SAN ANTONIO, TX—A team of dispensational premillennialist prophecy experts has declared the official start of a previously unknown “pumpkin spice” dispensation, sources confirmed Thursday.
“The signs are clear that God’s unfolding of His redemptive plan has taken yet another detour,” prophecy teacher Hal Lindsey told reporters at a press conference announcing the new dispensation, accompanied by a new book to help Christians navigate the new prophetic era. “The days of the prophet Joel are upon us, complete with the signs of the times: UGG Boots, North Face jackets, and pumpkin spice lattes, candies, and baked goods.”
An excitable, animated Lindsey also reported that a strange shift in the heavenly signs has formed a giant pumpkin-shaped constellation in the sky, further confirming the dawn of a new dispensation.
“Previously, we believed there to be some twenty-seven different dispensations, but we’re now pretty sure that it’s going to be locked at twenty-eight,” he said.
According to the prophecy report released by the team of pastors and scholars, the majority of commentaries on Revelation will need to be rewritten as experts reinterpret the apocalyptic signs as a wide range of pumpkin spice themed products.
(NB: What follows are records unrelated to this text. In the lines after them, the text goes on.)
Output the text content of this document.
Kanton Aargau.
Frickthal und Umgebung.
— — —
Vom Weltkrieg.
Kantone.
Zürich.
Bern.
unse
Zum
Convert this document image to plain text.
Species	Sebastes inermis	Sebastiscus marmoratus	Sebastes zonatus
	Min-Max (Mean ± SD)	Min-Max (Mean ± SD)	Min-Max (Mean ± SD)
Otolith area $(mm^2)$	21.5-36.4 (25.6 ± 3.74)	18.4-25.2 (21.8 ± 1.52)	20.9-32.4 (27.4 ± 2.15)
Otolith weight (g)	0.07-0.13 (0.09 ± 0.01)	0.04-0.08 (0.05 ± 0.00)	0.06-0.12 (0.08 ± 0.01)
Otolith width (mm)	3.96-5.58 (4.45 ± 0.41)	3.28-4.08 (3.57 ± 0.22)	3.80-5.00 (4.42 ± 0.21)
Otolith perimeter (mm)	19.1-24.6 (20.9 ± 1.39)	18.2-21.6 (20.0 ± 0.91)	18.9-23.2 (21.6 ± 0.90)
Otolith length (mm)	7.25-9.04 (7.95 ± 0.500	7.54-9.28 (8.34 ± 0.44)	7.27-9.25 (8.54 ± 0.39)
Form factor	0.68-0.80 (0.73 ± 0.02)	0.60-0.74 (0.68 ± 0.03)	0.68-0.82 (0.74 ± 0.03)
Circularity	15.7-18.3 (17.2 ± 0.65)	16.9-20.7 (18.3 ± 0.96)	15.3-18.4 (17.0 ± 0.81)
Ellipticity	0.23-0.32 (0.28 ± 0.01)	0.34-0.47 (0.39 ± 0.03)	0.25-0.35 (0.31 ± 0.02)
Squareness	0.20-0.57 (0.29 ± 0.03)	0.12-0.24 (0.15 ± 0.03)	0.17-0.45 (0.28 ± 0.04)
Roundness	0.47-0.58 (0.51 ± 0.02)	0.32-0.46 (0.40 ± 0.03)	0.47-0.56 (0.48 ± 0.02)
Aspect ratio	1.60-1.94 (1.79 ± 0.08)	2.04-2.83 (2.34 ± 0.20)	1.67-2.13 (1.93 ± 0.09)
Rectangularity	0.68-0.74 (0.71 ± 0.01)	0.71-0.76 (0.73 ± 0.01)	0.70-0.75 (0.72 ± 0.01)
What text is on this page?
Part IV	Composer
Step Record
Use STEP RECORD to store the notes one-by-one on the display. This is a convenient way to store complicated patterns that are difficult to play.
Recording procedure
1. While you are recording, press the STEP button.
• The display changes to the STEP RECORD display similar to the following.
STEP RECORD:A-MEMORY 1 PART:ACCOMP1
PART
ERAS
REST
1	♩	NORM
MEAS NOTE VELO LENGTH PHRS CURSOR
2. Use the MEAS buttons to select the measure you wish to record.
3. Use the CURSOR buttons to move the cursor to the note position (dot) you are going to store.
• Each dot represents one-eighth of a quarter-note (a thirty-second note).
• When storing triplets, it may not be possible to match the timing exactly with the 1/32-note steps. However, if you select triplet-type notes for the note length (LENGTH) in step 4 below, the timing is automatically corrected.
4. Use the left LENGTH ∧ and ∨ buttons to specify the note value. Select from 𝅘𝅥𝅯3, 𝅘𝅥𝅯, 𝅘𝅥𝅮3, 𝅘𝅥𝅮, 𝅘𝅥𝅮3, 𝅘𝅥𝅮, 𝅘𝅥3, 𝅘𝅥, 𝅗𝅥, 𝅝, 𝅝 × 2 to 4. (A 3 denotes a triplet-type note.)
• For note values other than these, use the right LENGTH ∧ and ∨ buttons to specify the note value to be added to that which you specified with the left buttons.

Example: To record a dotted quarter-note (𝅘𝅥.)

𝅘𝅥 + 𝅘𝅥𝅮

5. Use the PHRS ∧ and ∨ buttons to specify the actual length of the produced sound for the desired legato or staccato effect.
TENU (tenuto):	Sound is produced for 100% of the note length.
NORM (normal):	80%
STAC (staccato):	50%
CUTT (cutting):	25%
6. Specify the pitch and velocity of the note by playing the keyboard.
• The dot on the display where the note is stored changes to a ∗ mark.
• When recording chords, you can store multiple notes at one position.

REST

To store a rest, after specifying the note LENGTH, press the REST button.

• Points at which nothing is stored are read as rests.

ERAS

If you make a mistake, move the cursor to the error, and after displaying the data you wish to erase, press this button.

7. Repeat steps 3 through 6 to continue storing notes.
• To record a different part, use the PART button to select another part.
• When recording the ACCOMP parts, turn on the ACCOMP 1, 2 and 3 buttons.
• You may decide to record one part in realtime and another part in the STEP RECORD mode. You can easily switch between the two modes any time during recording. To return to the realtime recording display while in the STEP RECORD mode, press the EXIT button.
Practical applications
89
“While we once believed the locusts in Revelation 9 represented different kinds of helicopters or drones, we’re now fairly certain that the insects are suburbanites descending upon Starbucks locations to consume pumpkin spice,” Lindsey continued.
At publishing time, prophecy experts had once again convened to reconsider their prophetic books, as rumors of apocalyptic signs in the form of peppermint mochas had taken premillennial scholars by storm.